One way to understand cultures is through its monsters (see J.J. Cohen’s essay “Monster Culture (Seven Theses),” 2008). In our post-pandemic era, Euphoria of Sickness by Iva Sveshtarova and Willy Prager, cofounders of the Antistatic Festival, touched upon our symbiosis with the virus. The virus is a monstrous, yet seductive Other that violates boundaries to unify us all in our common human condition. Or does it invade bodies like a dictator? One of the merits of this performance was that it did not seek firm answers.

Euphoria of Sickness, a post-pandemic performance from the perspective of the virus. Performers: Anna Petkova, Zornitsa Stoyanova, Daniel Denev, Iva Sveshtarova, Willy Prager. Photo: Teodora Simova

Saline Nebula, by Violeta Vitanova and Stanislav Genadiev, invited an encounter with a more archetypal monster. In a memorable visual and sound environment in the bowels of Club Dom, this solo depicted the liberation of a monstrous figure that echoes Joseph Campbell’s “inmost cave” (see his book The Hero with a Thousand Faces, 2008) and invites our descent into the Jungian subconscious. I would love to see this otherworldly piece as part of a complex dramaturgy.

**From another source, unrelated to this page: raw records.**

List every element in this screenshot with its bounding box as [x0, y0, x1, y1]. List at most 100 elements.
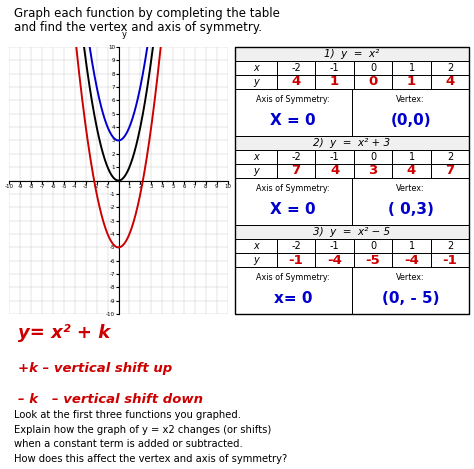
Bar [235, 75, 277, 89]
Bar [235, 225, 469, 239]
Bar [235, 253, 277, 267]
Text: -2: -2 [291, 152, 301, 162]
Text: x: x [253, 63, 259, 73]
Bar [352, 89, 469, 136]
Bar [315, 164, 354, 178]
Text: 4: 4 [446, 76, 455, 88]
Text: -5: -5 [365, 254, 381, 266]
Bar [235, 178, 352, 225]
Bar [277, 239, 315, 253]
Text: 2: 2 [447, 241, 453, 251]
Text: 0: 0 [368, 76, 378, 88]
Text: 1: 1 [409, 63, 415, 73]
Bar [235, 150, 277, 164]
Text: 4: 4 [292, 76, 301, 88]
Bar [235, 61, 277, 75]
Text: ( 0,3): ( 0,3) [388, 202, 434, 217]
Text: -1: -1 [330, 63, 339, 73]
Text: -1: -1 [330, 241, 339, 251]
Text: -1: -1 [443, 254, 457, 266]
Text: y= x² + k: y= x² + k [18, 324, 110, 341]
Text: -1: -1 [330, 152, 339, 162]
Text: 2)  y  =  x² + 3: 2) y = x² + 3 [313, 138, 391, 148]
Text: 7: 7 [446, 165, 455, 177]
Bar [315, 253, 354, 267]
Text: X = 0: X = 0 [271, 202, 316, 217]
Text: 0: 0 [370, 63, 376, 73]
Bar [235, 239, 277, 253]
Bar [277, 75, 315, 89]
Bar [352, 178, 469, 225]
Bar [354, 164, 392, 178]
Text: Vertex:: Vertex: [396, 184, 425, 193]
Text: Graph each function by completing the table: Graph each function by completing the ta… [14, 7, 280, 20]
Bar [352, 267, 469, 314]
Text: 0: 0 [370, 152, 376, 162]
Text: 1)  y  =  x²: 1) y = x² [324, 49, 380, 59]
Bar [392, 239, 431, 253]
Text: -1: -1 [289, 254, 303, 266]
Text: 7: 7 [292, 165, 301, 177]
Bar [315, 75, 354, 89]
Bar [392, 75, 431, 89]
Text: Look at the first three functions you graphed.
Explain how the graph of y = x2 c: Look at the first three functions you gr… [14, 410, 287, 463]
Bar [354, 253, 392, 267]
Text: 3: 3 [368, 165, 378, 177]
Bar [431, 75, 469, 89]
Text: 3)  y  =  x² − 5: 3) y = x² − 5 [313, 227, 391, 237]
Text: -4: -4 [404, 254, 419, 266]
Text: X = 0: X = 0 [271, 113, 316, 128]
Text: -2: -2 [291, 63, 301, 73]
Text: Axis of Symmetry:: Axis of Symmetry: [256, 184, 330, 193]
Text: 2: 2 [447, 63, 453, 73]
Text: x= 0: x= 0 [274, 291, 312, 306]
Text: – k   – vertical shift down: – k – vertical shift down [18, 393, 203, 406]
Text: (0,0): (0,0) [390, 113, 431, 128]
Text: 4: 4 [330, 165, 339, 177]
Text: x: x [236, 180, 241, 189]
Bar [315, 150, 354, 164]
Text: 1: 1 [409, 152, 415, 162]
Bar [277, 150, 315, 164]
Text: y: y [253, 255, 259, 265]
Text: 1: 1 [407, 76, 416, 88]
Bar [392, 61, 431, 75]
Bar [392, 164, 431, 178]
Bar [392, 253, 431, 267]
Text: y: y [253, 166, 259, 176]
Bar [354, 239, 392, 253]
Text: y: y [122, 30, 127, 39]
Text: x: x [253, 152, 259, 162]
Text: Axis of Symmetry:: Axis of Symmetry: [256, 273, 330, 282]
Bar [354, 75, 392, 89]
Bar [354, 150, 392, 164]
Text: y: y [253, 77, 259, 87]
Text: (0, - 5): (0, - 5) [382, 291, 439, 306]
Bar [392, 150, 431, 164]
Bar [431, 150, 469, 164]
Text: 0: 0 [370, 241, 376, 251]
Bar [235, 136, 469, 150]
Text: 2: 2 [447, 152, 453, 162]
Bar [354, 61, 392, 75]
Bar [315, 239, 354, 253]
Text: and find the vertex and axis of symmetry.: and find the vertex and axis of symmetry… [14, 21, 262, 34]
Text: 4: 4 [407, 165, 416, 177]
Bar [277, 253, 315, 267]
Bar [315, 61, 354, 75]
Bar [235, 267, 352, 314]
Text: Vertex:: Vertex: [396, 273, 425, 282]
Text: x: x [253, 241, 259, 251]
Text: 1: 1 [409, 241, 415, 251]
Bar [431, 253, 469, 267]
Bar [277, 164, 315, 178]
Bar [235, 89, 352, 136]
Bar [431, 164, 469, 178]
Text: 1: 1 [330, 76, 339, 88]
Bar [235, 164, 277, 178]
Text: Vertex:: Vertex: [396, 95, 425, 104]
Text: -4: -4 [327, 254, 342, 266]
Bar [431, 239, 469, 253]
Bar [277, 61, 315, 75]
Text: Axis of Symmetry:: Axis of Symmetry: [256, 95, 330, 104]
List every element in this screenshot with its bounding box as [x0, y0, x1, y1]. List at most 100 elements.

Lying on coarse salt, Saline Nebula’suncanny creature made her milky way. Performer: El Vasileva. Photo: Teodora Simova

I have left for the end the highlight of the Platform, Ivo Dimtchev’s METCH. After its premiere at La Mama in New York, the queer performer returned home to captivate us. He transformed the audience into his interviewers, students, curators, buyers, enthusiastic and/or dismissive art critics. He turned passive spectators into a Chorus. His brio, satire and (self) sarcasm got richer when he went political: in his art brut style, he painted a screaming figure holding a swaddled infant, and at the last moment he wrote GAZA. Magically, the audience became an assembly of citizens (Ecclesia). Dimtchev surely knows how to play with surfaces only to take you to the depths.

With this painting, Ivo Dimtchev turned his Andy Warhol-like, provocative, queer style into an anti-war stance. Photo: Teodora Simova 

*Dr Penelope Chatzidimitriou (Greece) is currently affiliated theatre lecturer at the Open University of Cyprus and in acting schools, holding a PhD in Theatre Studies, Aristotle University of Thessaloniki, and an MA in Theatre Studies and Directing, Royal Holloway. As a scholar, she has collaborated with director Theodoros Terzopoulous since 2000 and has published a monograph on his work. She has also published articles in Bloomsbury Methuen Drama, Peter Lang, Theater der Zeit and so on, and reviews internationally and in Greece, specializing in director’s theatre and performance.